The Dallas City Council recently approved Ordinance 3221, which is better known as a responsible banking ordinance, which holds banks accountable for making loans in minority neighborhoods.
Federal law already encourages banks to do this, but many banks still refuse.
The city of Dallas deposits more than $250 million in tax money at Bank of America and that unfortunately lets local governments make demands about how a bank treats minority borrowers.
The new ordinance says that the city shall “use socially responsible banking performance as a factor in determining” who it banks with.
One activist who challenges banks to lend more in minority communities says this is a significant help and that it will help with transparency. Under the new ordinance, the city treasurer is required to hold a public hearing about how well banks are serving lower-income customers.
Thirteen cities around the country have adopted some form of a Responsible Banking Ordinance, and Dallas is the first in Texas.
Philadelphia also adopted its ordinance, and the banks it chose to make deposits with became more active low-income lenders.

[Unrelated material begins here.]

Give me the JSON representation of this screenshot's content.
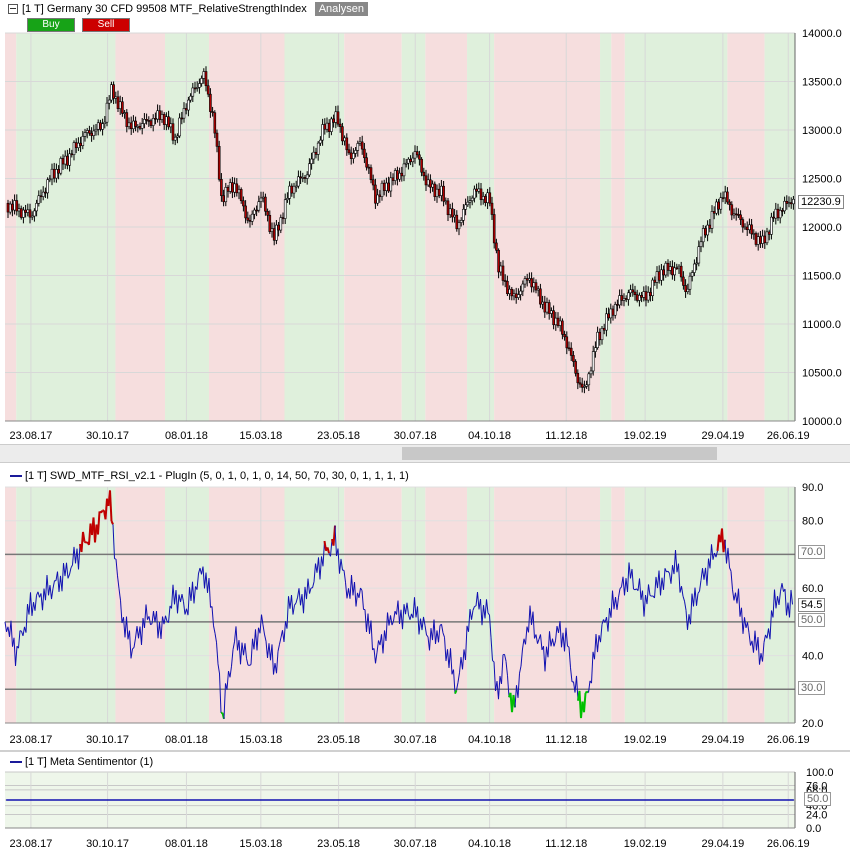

It’s up to the cities for now, since federal regulators have declined to address the problem of banks owning low-income housing that traps minority families in the cycle of poverty.
This work needs to continue in cities across the country since redlining has been around for a long time and hurts low-income neighborhoods. If banks change the way they do business they can help low-income communities become better and healthier for the whole community.